A former actor who appeared in The Silence of the Lambs and Candyman, Eve’s Bayou was the feature debut of writer and director Kasi Lemmons, set in a Creole-American community in the 1960s, an enclave of the black community where lives are safely lived without being policed by white folk or subjected to endemic racism, reflecting Lemmons own childhood experience before moving out of Missouri at eight years old.
Originally released in 1997 and revisited as part of the Criterion Collection in the runup to the release of Lemmons’ forthcoming Whitney Houston biopic, Eve’s Bayou is told through the experiences of Birds of Prey’s Jurnee Smollett, named for the freed slave who was her ancestor who also gave her name to the area, with Lynn Whitfield as mother Roz, Debbi Morgan as aunt Mozelle, Samuel L Jackson as father Louis, Meagan Good as Cisely and Smollett’s own brother Jake as Poe.
A slow-paced film for a slow-paced but colourful world, the passage of time unclear, almost abstract, Eve’s awakening to the unhappy truths of the world and the desire to take action bring her to Elzora, a practitioner of voodoo played by the great Diahann Carroll as though she were from another world impinging on this sedate retreat where the woman burn for reasons other than the southern heat and curses are inevitably double-edged.
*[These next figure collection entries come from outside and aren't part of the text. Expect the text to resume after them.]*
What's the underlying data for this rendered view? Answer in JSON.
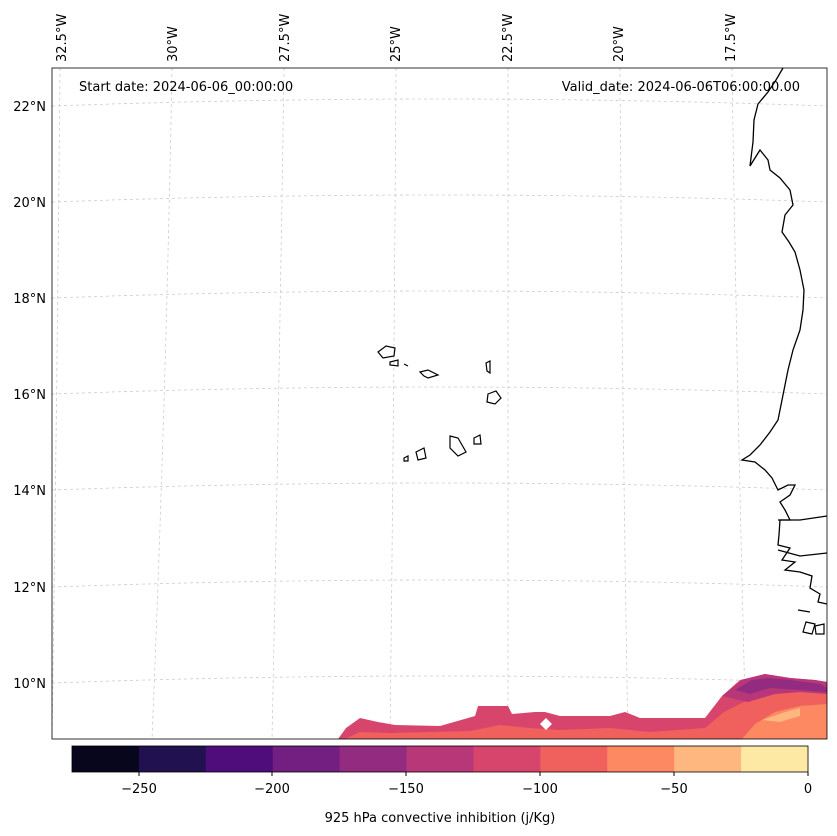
{
  "map": {
    "start_date_text": "Start date: 2024-06-06_00:00:00",
    "valid_date_text": "Valid_date: 2024-06-06T06:00:00.00",
    "lon_ticks": [
      "32.5°W",
      "30°W",
      "27.5°W",
      "25°W",
      "22.5°W",
      "20°W",
      "17.5°W"
    ],
    "lat_ticks": [
      "22°N",
      "20°N",
      "18°N",
      "16°N",
      "14°N",
      "12°N",
      "10°N"
    ],
    "gridlines": true,
    "coastline_color": "#000000",
    "gridline_color": "#cccccc"
  },
  "colorbar": {
    "label": "925 hPa convective inhibition (j/Kg)",
    "tick_labels": [
      "−250",
      "−200",
      "−150",
      "−100",
      "−50",
      "0"
    ],
    "levels": [
      -275,
      -250,
      -225,
      -200,
      -175,
      -150,
      -125,
      -100,
      -75,
      -50,
      -25,
      0
    ],
    "colors": [
      "#07061c",
      "#221150",
      "#4f0c7b",
      "#721f81",
      "#932b80",
      "#b73779",
      "#d8456c",
      "#f0605d",
      "#fc8961",
      "#feb77e",
      "#fde8a4"
    ]
  },
  "chart_data": {
    "type": "map-contour",
    "variable": "925 hPa convective inhibition",
    "units": "j/Kg",
    "start_date": "2024-06-06_00:00:00",
    "valid_date": "2024-06-06T06:00:00.00",
    "colorbar_range": [
      -275,
      0
    ],
    "colorbar_ticks": [
      -250,
      -200,
      -150,
      -100,
      -50,
      0
    ]
  }
}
Criterion’s new edition of Eve’s Bayou containing both the 109-minute theatrical and the 115-minute director’s cut, restored in 4K, supporting material includes a virtual cast reunion and an interview with Lemmons, both recorded in 2022, an audio commentary and Lemmons’ short film Dr Hugo which acted as a “proof of concept” for the feature, telling the story of Vondie Curtis-Hall’s philandering physician in a somewhat different style.